Stitch: A stitch is a gather that anchors a braid to the head. I made up the word stitch because “french” and “dutch” did not cut it anymore. Another word was needed for what my brain was creating and adding to the hairbraiding world. Stitching is what people used to think of as french braiding or dutch braiding. (or, even what they used to think of as gathering) However, if you delve deeply into the braiding world, you will find that using the word stitch makes so much more sense. Also, french, dutch, and gathering, clearly mean something of their own (not referring to anchoring a braid to the head via gathering).
Taper: Taper is a word used to describe a braid with an even number-of-strands. It is not universal, in that a herringbone braid has an even number-of-strands and does not taper from one side to the other. And, the one-strand twist is an odd number. It does taper from one side to the other. Other than these two examples, it has been a great word for the effect created by braids created with an even number-of-strands…(except the round braids.
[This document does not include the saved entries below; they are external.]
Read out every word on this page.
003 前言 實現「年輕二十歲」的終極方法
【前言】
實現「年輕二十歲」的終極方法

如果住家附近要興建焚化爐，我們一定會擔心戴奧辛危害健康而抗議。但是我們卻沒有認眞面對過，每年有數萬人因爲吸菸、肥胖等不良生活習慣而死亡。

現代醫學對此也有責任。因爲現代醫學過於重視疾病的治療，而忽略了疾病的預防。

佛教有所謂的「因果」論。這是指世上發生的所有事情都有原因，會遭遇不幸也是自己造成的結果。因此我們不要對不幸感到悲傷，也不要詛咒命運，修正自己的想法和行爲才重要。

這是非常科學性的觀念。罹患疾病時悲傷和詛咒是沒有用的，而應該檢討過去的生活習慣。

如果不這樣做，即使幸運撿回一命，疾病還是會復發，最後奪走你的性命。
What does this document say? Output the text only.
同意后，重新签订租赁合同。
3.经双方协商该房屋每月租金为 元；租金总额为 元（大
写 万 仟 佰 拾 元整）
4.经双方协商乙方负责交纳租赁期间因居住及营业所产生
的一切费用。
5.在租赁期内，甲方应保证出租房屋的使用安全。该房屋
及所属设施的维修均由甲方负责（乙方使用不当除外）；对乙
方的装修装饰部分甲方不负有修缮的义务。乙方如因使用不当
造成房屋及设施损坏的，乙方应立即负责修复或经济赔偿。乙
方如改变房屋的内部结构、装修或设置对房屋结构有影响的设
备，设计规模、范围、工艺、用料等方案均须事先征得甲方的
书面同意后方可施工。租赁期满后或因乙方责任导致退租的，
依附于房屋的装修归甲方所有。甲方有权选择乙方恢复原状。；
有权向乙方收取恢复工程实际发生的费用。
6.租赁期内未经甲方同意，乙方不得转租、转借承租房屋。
They do not taper either).
Woven: In a woven braid the strands come from the gather. Or, a gather is needed to create the next strand that is added to the weave. If the gather comes from the right, it weaves over and under the strands in the braid until it reaches the center. There it becomes a static left side strand that no longer travels, instead, other strands weave over and under it, to get to their side of the braid to become static themselves.